Success for the manager
First line management for a small team is an incredibly hard job. It’s basically the proving ground for the path towards “real” management. You have all of the responsibility to deliver results, with none of the budget or organizational authority to make things happen that you do at more senior levels. Plus, there’s typically an expectation that these managers keep one foot in the individual contributor space, further complicating the job.
And unfortunately, most individual contributors will report to a first-line manager. So your job here is to understand: what does success mean for this manager? How are they being judged by their manager? Because, your ability to help them meet that goal has a huge influence on their success and leverage and ultimately your own success. While your manager is there to help you in your growth and to provide support, a key sign of advancement beyond first few job grades (confusingly called “Senior” in the valley, which appears to actually mean “has been out of college for > 1 year”) is shifting from requesting support and relying on planning from your manager to independently owning your work and the relationships required for it to succeed.

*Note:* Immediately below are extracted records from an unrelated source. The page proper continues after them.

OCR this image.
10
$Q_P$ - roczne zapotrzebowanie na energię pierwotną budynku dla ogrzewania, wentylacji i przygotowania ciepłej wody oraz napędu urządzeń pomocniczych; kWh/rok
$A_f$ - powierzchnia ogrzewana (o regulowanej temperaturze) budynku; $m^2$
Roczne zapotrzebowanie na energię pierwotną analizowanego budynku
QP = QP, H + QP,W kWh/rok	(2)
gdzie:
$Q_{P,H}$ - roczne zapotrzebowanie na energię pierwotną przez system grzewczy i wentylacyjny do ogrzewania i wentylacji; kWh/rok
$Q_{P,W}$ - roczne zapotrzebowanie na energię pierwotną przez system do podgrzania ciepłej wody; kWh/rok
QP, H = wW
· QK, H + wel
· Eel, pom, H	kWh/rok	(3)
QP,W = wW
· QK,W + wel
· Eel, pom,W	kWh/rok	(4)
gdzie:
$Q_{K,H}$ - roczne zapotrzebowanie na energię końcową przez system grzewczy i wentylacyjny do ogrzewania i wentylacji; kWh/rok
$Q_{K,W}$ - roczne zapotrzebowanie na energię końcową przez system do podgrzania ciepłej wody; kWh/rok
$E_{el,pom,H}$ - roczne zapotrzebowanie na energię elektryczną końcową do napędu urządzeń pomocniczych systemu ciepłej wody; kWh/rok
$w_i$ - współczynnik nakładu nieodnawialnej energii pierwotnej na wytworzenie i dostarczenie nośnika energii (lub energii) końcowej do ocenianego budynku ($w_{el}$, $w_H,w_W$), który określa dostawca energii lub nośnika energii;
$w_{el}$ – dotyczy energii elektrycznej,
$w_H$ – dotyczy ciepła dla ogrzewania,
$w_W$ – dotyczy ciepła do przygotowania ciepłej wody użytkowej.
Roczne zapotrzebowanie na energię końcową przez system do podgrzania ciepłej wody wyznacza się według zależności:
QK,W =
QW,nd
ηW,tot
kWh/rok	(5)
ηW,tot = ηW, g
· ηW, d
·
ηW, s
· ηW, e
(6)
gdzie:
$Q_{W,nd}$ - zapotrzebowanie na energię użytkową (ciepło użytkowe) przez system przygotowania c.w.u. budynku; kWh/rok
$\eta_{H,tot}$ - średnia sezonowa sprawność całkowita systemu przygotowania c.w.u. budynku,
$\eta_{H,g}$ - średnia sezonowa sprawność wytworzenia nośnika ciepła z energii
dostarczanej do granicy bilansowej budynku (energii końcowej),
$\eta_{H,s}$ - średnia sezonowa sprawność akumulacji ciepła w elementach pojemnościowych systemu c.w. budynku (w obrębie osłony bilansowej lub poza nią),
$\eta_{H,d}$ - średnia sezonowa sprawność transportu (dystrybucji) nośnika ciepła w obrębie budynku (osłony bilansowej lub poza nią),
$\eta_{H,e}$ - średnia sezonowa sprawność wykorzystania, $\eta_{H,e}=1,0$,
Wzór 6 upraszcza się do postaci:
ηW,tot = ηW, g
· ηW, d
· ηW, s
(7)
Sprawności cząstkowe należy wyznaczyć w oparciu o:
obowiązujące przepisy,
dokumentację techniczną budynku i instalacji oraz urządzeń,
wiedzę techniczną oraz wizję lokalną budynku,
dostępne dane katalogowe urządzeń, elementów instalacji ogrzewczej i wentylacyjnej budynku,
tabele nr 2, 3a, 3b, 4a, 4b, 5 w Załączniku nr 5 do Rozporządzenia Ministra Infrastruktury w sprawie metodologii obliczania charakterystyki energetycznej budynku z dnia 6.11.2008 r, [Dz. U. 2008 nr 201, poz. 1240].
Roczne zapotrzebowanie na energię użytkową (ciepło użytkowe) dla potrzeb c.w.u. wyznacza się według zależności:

Success for the individual
Every mature company has concrete job descriptions and career progressions. Where are you in that career progression? Most people are either growing within a level or attempting to reach the next level. An individual contributor should understand in very concrete terms what it means to either fulfill the criteria of that level or be promoted to the next level.
At very advanced stages of individual contributor growth, the individual may realize they no longer want to continue to grow. For example. I’ve seen people who don’t want to spend their time visiting partners, building strategy decks for vice presidents, or putting aside the most interesting work for the most important work. And that’s OK — but it should be an explicit decision by the individual in conversation with their manager, with the understanding that this unwillingness might mean that there’s a cap on eventual raises.
Note that I used the phrase, “very advanced.” Often, what human resources is willing to accept as a peak level is not very high. Expect more from yourself, and demand more from your organization (mentoring, education, ambitious goals, etc.).